Segue, abaixo, mais um contributo para a história local, de José Peres Valério:
"Iniciando uma curta análise comparativa da quantidade de gado
lanígero em Barrancos, pensa-se existir uma diferença abismal entre antes das
décadas de 1960 ou 1970 e os nossos dias. Entre as variadíssimas espécies de
animais que os pastores guardam, escolhi o gado lanígero para esta narrativa.
Naquele tempo, o grosso dos rebanhos de ovelhas estava nas
mãos dos grandes senhorios, proprietários de imensas extensões de terras. Eram
guardados por pastores que os patrões contratavam. Sem horário de trabalho, sem
descanso, sem férias. Como o soldo era baixíssimo tinham, como contrapartida
para reforçar o salário, um pigulhá de
ovelhas. O que é? Acordo em que o patrão autorizava o pastor a juntar
as suas ovelhas ao rebanho, desde que identificadas com uma marca. Era um número
variável (±30 ou 40), conforme as cabeças que tinha. Além deste
beneficio, tinham ainda as comedias (alimentos
contratados) composta por 15/20 kg. de farinha, grão e 5l de azeite mensal). O
acordo era válido por um ano, com início e término no S. Pedro, 29 de Junho. Nesta
data, transferiam-se muitos pastores de um patrão para o outro, escolhendo
aqueles que melhores condições ofereciam.

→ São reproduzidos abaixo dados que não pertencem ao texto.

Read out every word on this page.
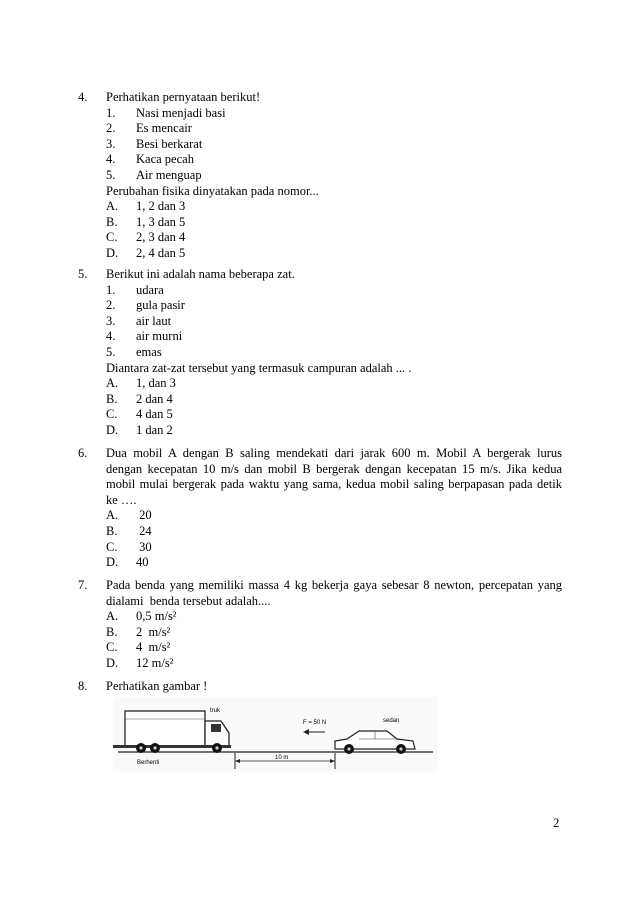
4. Perhatikan pernyataan berikut!
1.	Nasi menjadi basi
2.	Es mencair
3.	Besi berkarat
4.	Kaca pecah
5.	Air menguap
Perubahan fisika dinyatakan pada nomor...
A.	1, 2 dan 3
B.	1, 3 dan 5
C.	2, 3 dan 4
D.	2, 4 dan 5
5. Berikut ini adalah nama beberapa zat.
1.	udara
2.	gula pasir
3.	air laut
4.	air murni
5.	emas
Diantara zat-zat tersebut yang termasuk campuran adalah ... .
A.	1, dan 3
B.	2 dan 4
C.	4 dan 5
D.	1 dan 2
6. Dua mobil A dengan B saling mendekati dari jarak 600 m. Mobil A bergerak lurus
dengan kecepatan 10 m/s dan mobil B bergerak dengan kecepatan 15 m/s. Jika kedua
mobil mulai bergerak pada waktu yang sama, kedua mobil saling berpapasan pada detik
ke ….
A.	20
B.	24
C.	30
D.	40
7. Pada benda yang memiliki massa 4 kg bekerja gaya sebesar 8 newton, percepatan yang
dialami  benda tersebut adalah....
A.	0,5 m/s²
B.	2  m/s²
C.	4  m/s²
D.	12 m/s²
8. Perhatikan gambar !
truk
F = 50 N	sedan
10 m
Berhenti
2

Uns viviam em choças fixas, outros, menos sortudos, em choças
móveis construídas com cancelas feitas numa estrutura com travessas laterais e
ripas fixas a elas com palha de centeio, junco, giestas ou outros arbustos,
apertada entre as ripas. Eram habitações primitivas de construção rudimentar
que utilizavam de dia e noite resguardando-se das intempéries que os
afugentavam, com 2 ou 4 cancelas, Estavam divididas, por norma, em duas
áreas: ao fundo zona de dormir, a
restante, zona do lume para aquecimento, cozinhar e guardar os parcos artigos
de cozinha e outros. Utilizada quando
fazia frio e chuva. Com o bom tempo era feita no lhano (espaço no exterior da choça). Todo o piso era em terra
batida. Dormiam no chão sobre palha ou em cama improvisada com bancos ou outras
estruturas que os protegessem. Trabalhavam dia e noite, atentos ao
desenvolvimento do rebanho, não fosse adoecer ou extraviar-se alguma ovelha ou
borrego com o aparecimento de lobos, raposas ou outros predadores. Como o
patrão tinha vários terrenos, às vezes tinham de fazer a transumância dos
rebanhos de propriedade em propriedade ou na própria e, “como o caracol”, levar a “casa às costas” (choças). Dias
após dias, estas pessoas passavam o tempo calcorreando terreno, por montes e
vales, numa solidão imensa, partilhando-a
com a natureza, ouvindo o piar da passarada e as vozes dos animais
selvagens, atrás do gado com os seus inseparáveis companheiros: os cães. Tinham
uma vida cheia de canseira, não estando tranquilos cinco minutos! Enquanto os
patrões estavam descansados em casa. Uma vida dura! Um membro da família vinha
ao povo de vez em quando buscar os avios (alimentos para algum tempo) porque o
pastor tinha de ficar com o gado.
No ponto de vista económico, os ovinos geram mais rendimento,
superior aos caprinos por exemplo, que, além da carne, leite e pele, comum a
ambos, nos dão a lã. Há raças que dão maior quantidade e qualidade do que
outras. Em Barrancos predominava a merina
que, pastando pelos campos ora verdes, ora secos, se adaptava melhor aos
terrenos agrestes do concelho. Hoje, existe um número acentuado deste gado
disperso pelo concelho, de variadas raças, distribuído por vários residentes de
diversas classes sociais. Motivados pelos subsídios concedidos pela Comunidade
Europeia, aqueles que tenham um efetivo superior a dez ovelhas, recebem apoio
às explorações. Para algumas destas pessoas, que não têm terras, contribui a
existência de baldios.
Como tudo na vida, cada animal tem a sua característica. Este
gado na época invernosa usa o (sobretudo)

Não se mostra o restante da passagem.